Glue strips of rubber to 1" PT boards (sleepers) that act as joists but simply lie flat on the rubber without attatching. Then screw the deckboards to the sleeper making sure you use the appropriate length fastener...be careful not to puncture the rubber!

There is a problem we've encountered...After you add 1" for the sleeper, and 1" for the deckboard, you are higher than the threshold of the entry.

Could you attatch some photos? There may be a better solution after seing the problem.


----------



## profiler256 (Aug 30, 2008)

*New decking*



WNYcarpenter said:


> Is the porch flooring the only material seperating your porch from the basement?...Our normal practice is to cover the living space with a rubber roof, IMO removing the deck and installing a rubber roof above the living space is the fix.

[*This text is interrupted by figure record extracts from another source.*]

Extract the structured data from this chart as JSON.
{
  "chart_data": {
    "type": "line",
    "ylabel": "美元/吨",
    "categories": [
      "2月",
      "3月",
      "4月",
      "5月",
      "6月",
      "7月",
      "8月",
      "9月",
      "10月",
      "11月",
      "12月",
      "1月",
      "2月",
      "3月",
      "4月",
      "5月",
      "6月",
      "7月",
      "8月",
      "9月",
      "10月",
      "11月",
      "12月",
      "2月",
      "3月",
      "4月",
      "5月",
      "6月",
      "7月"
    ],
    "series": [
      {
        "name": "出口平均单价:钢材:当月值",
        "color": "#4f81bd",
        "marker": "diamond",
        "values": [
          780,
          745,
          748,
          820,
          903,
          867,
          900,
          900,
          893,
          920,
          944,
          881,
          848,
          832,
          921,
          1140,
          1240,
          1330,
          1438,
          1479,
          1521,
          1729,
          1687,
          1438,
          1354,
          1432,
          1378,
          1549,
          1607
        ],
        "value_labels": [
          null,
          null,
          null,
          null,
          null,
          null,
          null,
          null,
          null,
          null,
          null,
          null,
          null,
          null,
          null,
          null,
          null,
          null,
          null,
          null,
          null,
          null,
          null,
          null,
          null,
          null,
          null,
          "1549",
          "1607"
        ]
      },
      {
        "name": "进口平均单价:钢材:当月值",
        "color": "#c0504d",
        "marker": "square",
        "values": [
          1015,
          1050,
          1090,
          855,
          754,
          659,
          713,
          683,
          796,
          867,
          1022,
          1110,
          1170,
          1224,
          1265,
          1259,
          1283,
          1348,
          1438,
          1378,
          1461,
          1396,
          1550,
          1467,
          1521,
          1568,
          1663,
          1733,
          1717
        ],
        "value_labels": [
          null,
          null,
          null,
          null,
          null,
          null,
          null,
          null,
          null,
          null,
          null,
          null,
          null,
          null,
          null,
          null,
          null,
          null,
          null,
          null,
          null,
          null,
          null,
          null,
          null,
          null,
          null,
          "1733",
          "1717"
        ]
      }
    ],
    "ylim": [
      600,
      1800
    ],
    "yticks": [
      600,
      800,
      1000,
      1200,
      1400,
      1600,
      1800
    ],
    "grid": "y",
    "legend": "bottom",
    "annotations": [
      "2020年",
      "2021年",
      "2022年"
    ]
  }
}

I have repaired several of the front porch/basement probems. I simply repair the above cracks and then install a decking vinyl on above the cold storage cellar. This will act as both a roofing seal and also a great clean attractive finished product to walk on. It will last at least 20 years with a maintenance free result. Just hose it down to keep it clean.  

If you would like more details, let me know. Hope that helps.


----------



## Termite (Apr 13, 2008)

Funny how this stuff varies regionally. Here, we never use that setup. We use corrugated steel decking (or plywood formwork) and pour a suspended concrete slab. 

Here in Kansas it makes a nice storm shelter too. :yes:


----------



## T Diddy (Feb 29, 2012)

Termite said:


> Funny how this stuff varies regionally. Here, we never use that setup. We use corrugated steel decking (or plywood formwork) and pour a suspended concrete slab.
> 
> Here in Kansas it makes a nice storm shelter too. :yes:


 
Sorry to hijack the htread, but my porch is built as you describe with the steel pan and suspended slab. Is there supposed to be some kind of membrane as well? My porch leaks like crazy when it rains...water comes in where concrete meets brick on upper surface. I tried concrete caulk, but it was only a temporary fix.


----------